RIO GRANDE VALLEY, Texas (NewsNation) — A new makeshift military installation along the U.S.-Mexico border in the Rio Grande Valley allows officials and military service members to arrest migrants and charge them with “criminal trespass on a military installation.”
More than 100 individuals have already been arrested and charged between the El Paso and New Mexico areas. Border Patrol agents who spoke with NewsNation say the manpower of an additional installation will help them discourage illegal crossings.

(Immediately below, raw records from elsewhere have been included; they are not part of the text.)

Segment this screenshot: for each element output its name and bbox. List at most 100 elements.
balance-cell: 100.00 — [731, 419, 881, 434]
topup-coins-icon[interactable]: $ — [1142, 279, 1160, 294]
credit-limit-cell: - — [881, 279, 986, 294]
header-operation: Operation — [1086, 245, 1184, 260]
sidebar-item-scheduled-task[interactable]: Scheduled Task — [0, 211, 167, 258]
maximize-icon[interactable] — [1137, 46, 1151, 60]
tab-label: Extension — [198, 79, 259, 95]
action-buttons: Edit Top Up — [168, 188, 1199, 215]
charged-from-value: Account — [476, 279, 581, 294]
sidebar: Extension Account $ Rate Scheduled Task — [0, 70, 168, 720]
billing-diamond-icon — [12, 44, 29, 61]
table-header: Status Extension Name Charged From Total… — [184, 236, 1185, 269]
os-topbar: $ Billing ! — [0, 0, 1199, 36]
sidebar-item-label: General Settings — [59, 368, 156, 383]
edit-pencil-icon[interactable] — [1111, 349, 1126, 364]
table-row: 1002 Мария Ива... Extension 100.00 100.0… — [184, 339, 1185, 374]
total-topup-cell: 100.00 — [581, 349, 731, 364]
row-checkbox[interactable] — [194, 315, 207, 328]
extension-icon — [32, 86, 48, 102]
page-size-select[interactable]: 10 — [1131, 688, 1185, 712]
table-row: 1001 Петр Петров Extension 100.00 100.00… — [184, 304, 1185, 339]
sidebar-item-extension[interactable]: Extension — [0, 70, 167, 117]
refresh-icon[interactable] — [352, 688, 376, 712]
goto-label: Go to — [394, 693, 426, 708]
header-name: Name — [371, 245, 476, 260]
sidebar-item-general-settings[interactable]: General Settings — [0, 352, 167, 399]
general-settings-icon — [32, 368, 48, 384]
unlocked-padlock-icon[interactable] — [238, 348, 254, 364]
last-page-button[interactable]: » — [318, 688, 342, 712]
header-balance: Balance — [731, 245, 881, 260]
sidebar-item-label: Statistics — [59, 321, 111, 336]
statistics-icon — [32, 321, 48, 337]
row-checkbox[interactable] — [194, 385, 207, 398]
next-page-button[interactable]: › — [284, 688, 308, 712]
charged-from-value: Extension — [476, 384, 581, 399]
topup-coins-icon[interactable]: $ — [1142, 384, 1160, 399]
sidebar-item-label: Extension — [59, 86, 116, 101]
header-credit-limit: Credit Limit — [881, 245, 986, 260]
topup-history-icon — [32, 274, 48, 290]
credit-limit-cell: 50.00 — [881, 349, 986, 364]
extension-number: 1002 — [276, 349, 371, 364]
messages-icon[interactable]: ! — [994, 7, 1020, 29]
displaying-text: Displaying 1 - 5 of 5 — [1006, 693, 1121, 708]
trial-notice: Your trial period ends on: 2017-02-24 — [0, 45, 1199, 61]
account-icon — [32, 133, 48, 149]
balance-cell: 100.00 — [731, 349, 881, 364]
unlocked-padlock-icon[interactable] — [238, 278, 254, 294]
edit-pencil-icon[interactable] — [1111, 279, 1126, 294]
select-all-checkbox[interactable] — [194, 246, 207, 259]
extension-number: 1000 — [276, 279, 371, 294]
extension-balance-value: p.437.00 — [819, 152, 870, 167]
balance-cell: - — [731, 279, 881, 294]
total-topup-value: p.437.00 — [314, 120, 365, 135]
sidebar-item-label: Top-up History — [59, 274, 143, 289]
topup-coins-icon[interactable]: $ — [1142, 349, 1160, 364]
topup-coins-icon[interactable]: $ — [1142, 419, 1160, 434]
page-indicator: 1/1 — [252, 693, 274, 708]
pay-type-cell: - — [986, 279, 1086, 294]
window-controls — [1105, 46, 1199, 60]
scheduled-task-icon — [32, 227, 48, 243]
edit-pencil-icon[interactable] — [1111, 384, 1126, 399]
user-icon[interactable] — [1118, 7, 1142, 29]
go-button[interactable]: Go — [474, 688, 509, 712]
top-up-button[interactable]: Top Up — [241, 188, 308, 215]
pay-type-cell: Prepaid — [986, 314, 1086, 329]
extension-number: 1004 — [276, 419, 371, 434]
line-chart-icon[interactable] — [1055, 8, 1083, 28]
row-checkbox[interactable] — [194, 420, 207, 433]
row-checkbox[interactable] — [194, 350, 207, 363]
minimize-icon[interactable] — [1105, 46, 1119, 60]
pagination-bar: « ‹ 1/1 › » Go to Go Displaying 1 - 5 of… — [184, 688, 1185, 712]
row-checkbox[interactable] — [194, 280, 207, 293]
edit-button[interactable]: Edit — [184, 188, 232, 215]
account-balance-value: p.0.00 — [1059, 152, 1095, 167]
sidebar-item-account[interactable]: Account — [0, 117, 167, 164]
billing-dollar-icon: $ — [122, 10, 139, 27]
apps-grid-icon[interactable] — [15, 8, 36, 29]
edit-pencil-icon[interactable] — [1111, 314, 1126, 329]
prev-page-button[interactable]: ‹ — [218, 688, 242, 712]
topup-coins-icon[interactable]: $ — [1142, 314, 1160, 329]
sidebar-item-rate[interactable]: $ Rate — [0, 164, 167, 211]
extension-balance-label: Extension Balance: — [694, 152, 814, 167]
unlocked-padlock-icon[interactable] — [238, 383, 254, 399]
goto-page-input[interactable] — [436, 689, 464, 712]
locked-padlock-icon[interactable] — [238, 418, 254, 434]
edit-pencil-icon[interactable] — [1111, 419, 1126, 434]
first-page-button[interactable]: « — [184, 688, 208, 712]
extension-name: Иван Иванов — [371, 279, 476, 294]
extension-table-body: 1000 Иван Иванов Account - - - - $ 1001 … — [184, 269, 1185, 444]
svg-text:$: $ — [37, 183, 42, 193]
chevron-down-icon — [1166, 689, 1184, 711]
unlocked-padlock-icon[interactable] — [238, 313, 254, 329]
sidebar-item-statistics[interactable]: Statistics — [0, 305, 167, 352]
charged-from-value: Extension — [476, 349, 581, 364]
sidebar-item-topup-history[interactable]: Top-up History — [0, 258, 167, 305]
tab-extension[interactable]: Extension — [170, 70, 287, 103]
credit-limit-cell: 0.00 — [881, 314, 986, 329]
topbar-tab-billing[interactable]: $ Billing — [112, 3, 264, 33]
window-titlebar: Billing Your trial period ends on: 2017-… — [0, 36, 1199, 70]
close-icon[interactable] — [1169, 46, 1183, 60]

“That’s how they (drug cartels) make their money. That’s how they make their living, and they don’t like to see a show of force,” said Border Patrol agent Christina Smallwood. “So absolutely, that would benefit the United States Border Patrol. That is something that we can always benefit from.”
Since NewsNation crews have been in the Rio Grande Valley this week, multiple instances of human smuggling have been observed.
Cartel drones have also been spotted scouting on the U.S. side of the border. It’s unclear, however, whose jurisdiction or authority it would take to dismantle the drones.
U.S. Rep. Tony Gonzales, R-Texas, is calling on the Federal Aviation Administration to provide guidance on adversarial drones at the southern border.
Border Patrol agents who spoke with NewsNation said they would support that additional guidance.
“This is the United States of America,” said Smallwood. “And anybody who isn’t here with the correct intention — without the proper documentation, without any type of legality, then they just simply don’t belong here, and that goes as well as for drones. Anything that poses a threat to us, to our national security, to our agents that are on the ground, to our community simply is a threat towards us and has no reason to be in our area.”
The White House says President Donald Trump takes all security threats seriously and is looking into the reported drone sightings.